O Green Shakshuka, memória da infância de Maya, é tão bom quanto impronunciável: dois ovos pochê mergulados em um molho de tomatilho. O Madame Freda, outro campeão de audiência, é a releitura do Croque Monsieur, só que com bacon de pato. O frango peri-peri vem das ruas de Joanesburgo e é um prato que Dean cresceu comendo – um pedaço apimentado de frango e uma salada grega de espinafre, pepino e tomate. E o Prego Roll, um sanduíche português de stake e manteiga de alho que Dean comia na África do Sul, é também dos mais populares. Sem falar no meu iogurte com granola e grapefruit, essa fruta que aprendi a amar.
O nome, essa esquisitice, também veio rápido.
Uma manhã, logo depois de acordar, Dean disse que o lugar deveria se chamar “Jack’s Wife Freda” em homenagem a sua avó. Os dois tiveram uma crise de riso diante de ideia tão inadequada e estapafúrdia, e quando finalmente pararam de rir pensaram: “mas por que não?”
Freda havia deixado uma forte impressão em Dean porque era uma mulher que servia comida tanto para família e para amigos quanto para estranhos, e que gostava de demonstrar amor assim: em volta da mesa.
E na mesa sempre farta de Freda eram todos família sem distinção de coisa nenhuma.
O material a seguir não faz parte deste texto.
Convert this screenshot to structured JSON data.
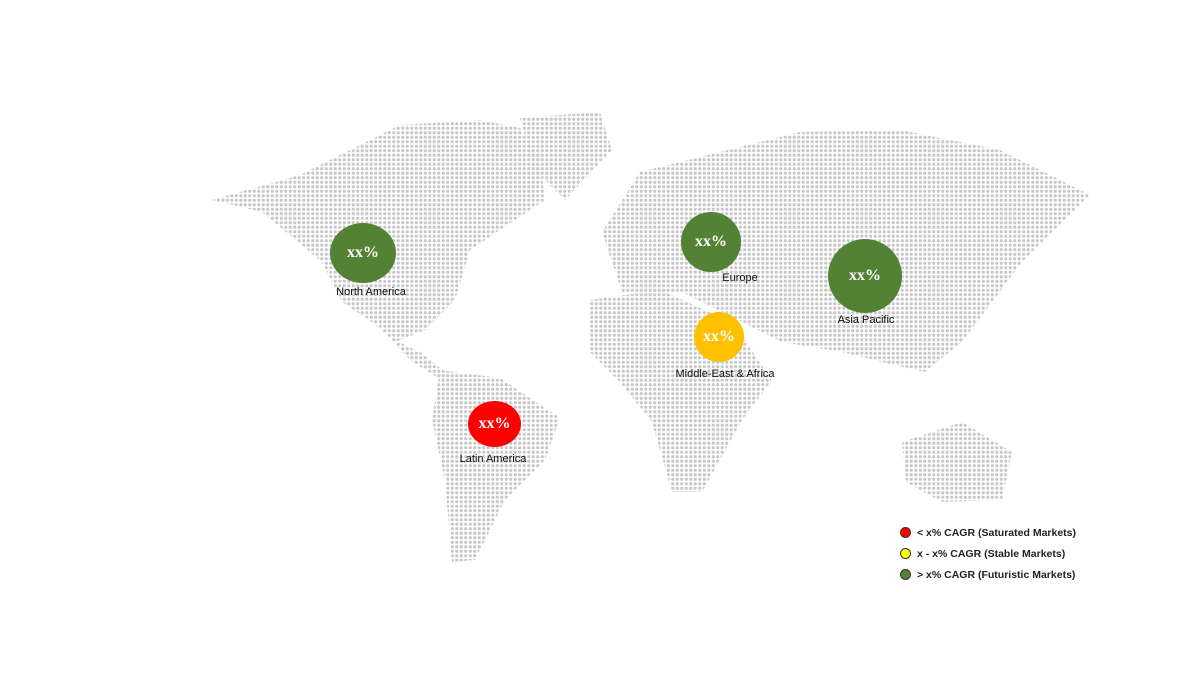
{
  "regions": [
    {
      "name": "North America",
      "value": "xx%",
      "color": "#548235"
    },
    {
      "name": "Europe",
      "value": "xx%",
      "color": "#548235"
    },
    {
      "name": "Asia Pacific",
      "value": "xx%",
      "color": "#548235"
    },
    {
      "name": "Middle-East & Africa",
      "value": "xx%",
      "color": "#ffc000"
    },
    {
      "name": "Latin America",
      "value": "xx%",
      "color": "#ff0000"
    }
  ],
  "legend": [
    {
      "label": "< x% CAGR (Saturated Markets)",
      "color": "#ff0000"
    },
    {
      "label": "x - x% CAGR (Stable Markets)",
      "color": "#ffff00"
    },
    {
      "label": "> x% CAGR (Futuristic Markets)",
      "color": "#548235"
    }
  ],
  "map_dot_color": "#c8c8c8"
}
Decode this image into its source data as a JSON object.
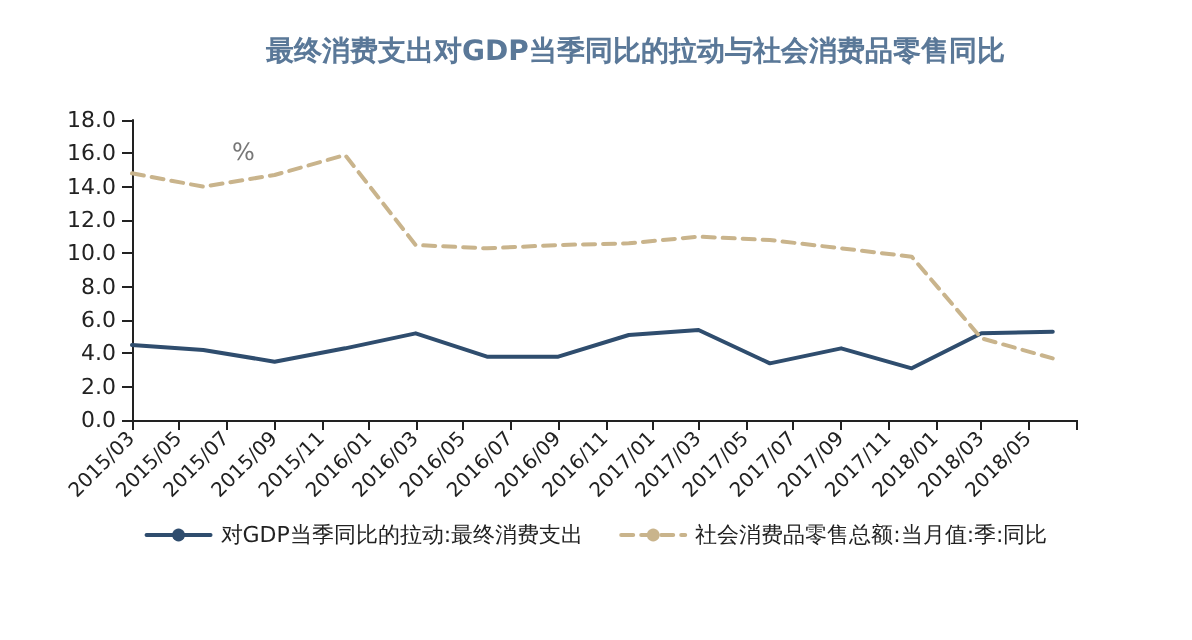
{
  "chart_data": {
    "type": "line",
    "title": "最终消费支出对GDP当季同比的拉动与社会消费品零售同比",
    "annotations": [
      "%"
    ],
    "x": [
      "2015-03",
      "2015-06",
      "2015-09",
      "2015-12",
      "2016-03",
      "2016-06",
      "2016-09",
      "2016-12",
      "2017-03",
      "2017-06",
      "2017-09",
      "2017-12",
      "2018-03",
      "2018-06"
    ],
    "series": [
      {
        "name": "对GDP当季同比的拉动:最终消费支出",
        "color": "#2f4d6e",
        "line_style": "solid",
        "values": [
          4.5,
          4.2,
          3.5,
          4.3,
          5.2,
          3.8,
          3.8,
          5.1,
          5.4,
          3.4,
          4.3,
          3.1,
          5.2,
          5.3
        ]
      },
      {
        "name": "社会消费品零售总额:当月值:季:同比",
        "color": "#c9b48c",
        "line_style": "dashed",
        "values": [
          14.8,
          14.0,
          14.7,
          15.9,
          10.5,
          10.3,
          10.5,
          10.6,
          11.0,
          10.8,
          10.3,
          9.8,
          4.9,
          3.7
        ]
      }
    ],
    "xlim": [
      "2015-03",
      "2018-07"
    ],
    "xticks": [
      {
        "value": "2015-03",
        "label": "2015/03"
      },
      {
        "value": "2015-05",
        "label": "2015/05"
      },
      {
        "value": "2015-07",
        "label": "2015/07"
      },
      {
        "value": "2015-09",
        "label": "2015/09"
      },
      {
        "value": "2015-11",
        "label": "2015/11"
      },
      {
        "value": "2016-01",
        "label": "2016/01"
      },
      {
        "value": "2016-03",
        "label": "2016/03"
      },
      {
        "value": "2016-05",
        "label": "2016/05"
      },
      {
        "value": "2016-07",
        "label": "2016/07"
      },
      {
        "value": "2016-09",
        "label": "2016/09"
      },
      {
        "value": "2016-11",
        "label": "2016/11"
      },
      {
        "value": "2017-01",
        "label": "2017/01"
      },
      {
        "value": "2017-03",
        "label": "2017/03"
      },
      {
        "value": "2017-05",
        "label": "2017/05"
      },
      {
        "value": "2017-07",
        "label": "2017/07"
      },
      {
        "value": "2017-09",
        "label": "2017/09"
      },
      {
        "value": "2017-11",
        "label": "2017/11"
      },
      {
        "value": "2018-01",
        "label": "2018/01"
      },
      {
        "value": "2018-03",
        "label": "2018/03"
      },
      {
        "value": "2018-05",
        "label": "2018/05"
      },
      {
        "value": "2018-07",
        "label": null
      }
    ],
    "ylim": [
      0,
      18
    ],
    "yticks": [
      {
        "value": 0,
        "label": "0.0"
      },
      {
        "value": 2,
        "label": "2.0"
      },
      {
        "value": 4,
        "label": "4.0"
      },
      {
        "value": 6,
        "label": "6.0"
      },
      {
        "value": 8,
        "label": "8.0"
      },
      {
        "value": 10,
        "label": "10.0"
      },
      {
        "value": 12,
        "label": "12.0"
      },
      {
        "value": 14,
        "label": "14.0"
      },
      {
        "value": 16,
        "label": "16.0"
      },
      {
        "value": 18,
        "label": "18.0"
      }
    ],
    "grid": false,
    "legend": "bottom",
    "marker": "none"
  }
}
Como a ideia era repetir esse ambiente, o nome prevaleceu — apesar de terem sido alertado inúmeras vezes por todos os amigos a mudar de ideia “porque um nome desses não vai pegar”.
Se posso servir como testemunha, o espírito de Freda vive forte dentro do pequeno restaurante. Uma mesa comunitária deixa as coisas ainda mais escancaradas, mas não é apenas a mesa grande ao redor da qual sentamos com estranhos, e sim o ambiente e a música e a paz de espírito (a despeito de o lugar estar apinhado), o bom humor de todos ali, e o fato de podermos sentir o amor no ar a partir do momento em que cruzamos a fronteira das ruas do Soho para esse lugar metade israelense, metade sulafricano e inteiro Freda.
Mas as coisas nem sempre foram fáceis.
Em janeiro de 2012 eles abriram as portas e entraram em um turbilhão para o qual não estavam preparados.
Com dois filhos pequenos, tinham que se revezar em turnos: Maya trabalhava durante o dia e Dean à noite. Como o restaurante fica mais 14 horas aberto, cada turno tinha, entre a chegada e a saída, umas nove horas. “Teve um dia que fui dar banho nas crianças, sentei no chão do banheiro e comecei a chorar um choro que nem sei de onde veio. Chorei de exaustão, de esgotamento, e nesse dia eu pensei: ‘ok, é o que tenho que dar de mim para esse restaurante. Tudo, e nem uma gota a menos’”.
Até que uma tarde qualquer no final de 2013, mais de um ano depois da inauguração e como naquela cena final de “Campo dos Sonhos”, as pessoas nunca mais pararam de chegar.
Hoje, os dois restaurantes reúnem uma multidão de clientes que esperam às vezes duas horas por uma mesa, Dean e Maya têm quase 100 funcionários e ainda se revezam em turnos, muitas vezes com as crianças – dois meninos de 8 e 4 anos – a tiracolo.
Outro dia me perguntaram por que, afinal, eu vou sempre num mesmo lugar morando em uma cidade reconhecida por ter infinitos bons lugares para se comer, e depois de pensar um pouco eu entendi que volto ali porque Dean e Maya servem verdade e dignidade numa metrópole que, como qualquer outra, é tão carente de verdades e dignidades.
Há dignidade em tudo o que existe ali dentro, da comida ao atendimento, e essa sensação é viciante. A noção de que somos uma comunidade, parte de uma mesma substância, não é sentida apenas por mim mas por inúmeros outros frequentadores que voltam e voltam, rostos que agora vejo quase todos os dias por ali e com os quais compartilho o jornal e a mesa.
No final, eles fizeram o mais difícil em uma cidade de 16.251 restaurantes, e onde no ano passado 162 novos foram abertos e 82 fecharam: eles sobreviveram.
Dean e Maya (Jack Gyllenhaal, outro que não sai de lá, e eu) estão sempre in loco, e acabaram de abrir um segundo “Freda”, tão aconchegante quanto o primeiro, agora no West Village.